Friday, October 31, 2008

Two interesting Solaris VM bugs

I ran into two interesting virtual memory bugs while testing some bugfixes for our customers about a month ago. The problem was occurring on some older 32-bit machines when running debug builds of Solaris 10. When running one of our test suites, the system would hit an assert() and panic like this:
assertion failed: ht->ht_lock_cnt == 0 || ht->ht_valid_cnt > 0, file: ../../i86pc/vm/htable.c, line: 994
Searching our bug database quickly revealed the possible culprit:
6607917 assertion failed: ht->ht_lock_cnt == 0 || ht->ht_valid_cnt > 0
This is a bug, which was already fixed in Nevada, but not in Solaris 10. Moreover, it can only happen with debug kernels, so there is no need to worry about it in case of our production release, i.e. Solaris 10. Right?

Wrong.
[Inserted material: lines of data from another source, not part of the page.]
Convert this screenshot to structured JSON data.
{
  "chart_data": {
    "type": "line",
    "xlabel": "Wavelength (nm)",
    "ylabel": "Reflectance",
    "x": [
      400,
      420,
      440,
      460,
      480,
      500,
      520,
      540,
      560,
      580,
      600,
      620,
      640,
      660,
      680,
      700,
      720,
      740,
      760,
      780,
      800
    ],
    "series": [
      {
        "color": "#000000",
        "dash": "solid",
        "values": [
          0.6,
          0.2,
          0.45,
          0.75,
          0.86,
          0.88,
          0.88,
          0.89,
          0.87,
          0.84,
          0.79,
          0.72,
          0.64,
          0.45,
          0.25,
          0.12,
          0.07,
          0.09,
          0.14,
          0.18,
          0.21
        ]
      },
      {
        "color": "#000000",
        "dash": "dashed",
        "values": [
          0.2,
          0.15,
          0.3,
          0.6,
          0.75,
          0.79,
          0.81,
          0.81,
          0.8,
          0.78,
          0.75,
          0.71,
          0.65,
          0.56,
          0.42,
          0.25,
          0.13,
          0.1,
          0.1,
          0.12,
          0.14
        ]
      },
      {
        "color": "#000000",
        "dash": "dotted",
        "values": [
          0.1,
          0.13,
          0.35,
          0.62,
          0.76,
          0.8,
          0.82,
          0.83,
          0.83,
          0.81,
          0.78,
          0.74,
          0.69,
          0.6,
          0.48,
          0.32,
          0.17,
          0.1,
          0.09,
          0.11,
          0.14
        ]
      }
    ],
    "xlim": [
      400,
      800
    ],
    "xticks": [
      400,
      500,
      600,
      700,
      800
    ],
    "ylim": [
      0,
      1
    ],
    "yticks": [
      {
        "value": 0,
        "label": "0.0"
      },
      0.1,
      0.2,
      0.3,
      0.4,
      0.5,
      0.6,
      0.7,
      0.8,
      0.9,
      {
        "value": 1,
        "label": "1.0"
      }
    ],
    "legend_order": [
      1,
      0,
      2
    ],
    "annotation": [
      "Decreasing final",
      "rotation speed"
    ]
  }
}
Besides the fact, that a test suite running with user privileges was panicking the test machines on which I and a handful of my colleagues did our pre-integration testing, I discovered, that this is certainly not 6607917. The bug requires two threads to be calling htable_release() on one htable_t structure at a time, while the crashdump I received from the PIT machine showed only one thread.

You can see the analysis of the crashdump in the description of the new bug I have filed for it:
6747539 hati_pte_map() should undo HTABLE_LOCK_INC(ht) on LPAGE_ERROR
In this case, the kernel detects a collision between a new large page mapping and the current contents of a page table. While this conflict is handled by the system, it forgets to unlock the respective htable_t structure when it bails out in hati_pte_map(). There is no way a debug kernel could not panic afterwards, because the very next call after the failed hati_pte_map() is htable_release() - the function where the assert is hit.

But wait, there's more to it. From my crashdump, I noticed that the htable_t in question was empty - there were no entries in the corresponfing page table, so how come there could have been some conflict between a new large page mapping and the base size old mapping? Impossible.
/*
* Set the new pte, retrieving the old one at the same time.
*/

old_pte = x86pte_set(ht, entry, pte, pte_ptr);

/*
* did we get a large page / page table collision?
*/

if (old_pte == LPAGE_ERROR) {
rv = -1;
goto done;
}
This snippet above shows how the collision is detected - via a return value from x86pte_set(). So maybe there is something wrong with that function and we should not have detected the collision in the first place. And really, there is a regression introduced into Solaris 10:
6747627 x86pte_set() uses uninitialized variable "prev" when PAE is not enabled
So the first bug was actually assisted by the second bug - a piece of uninitialized memory confused x86pte_set() which in turn signalized an LPAGE_ERROR, which caused hati_pte_map() to bail out too quickly, leading to a kernel panic.

I wanted to post about these two new bugs earlier, but I also wanted to use them during the CDA course I delivered last week in Prague Sun office, so excuse the delay.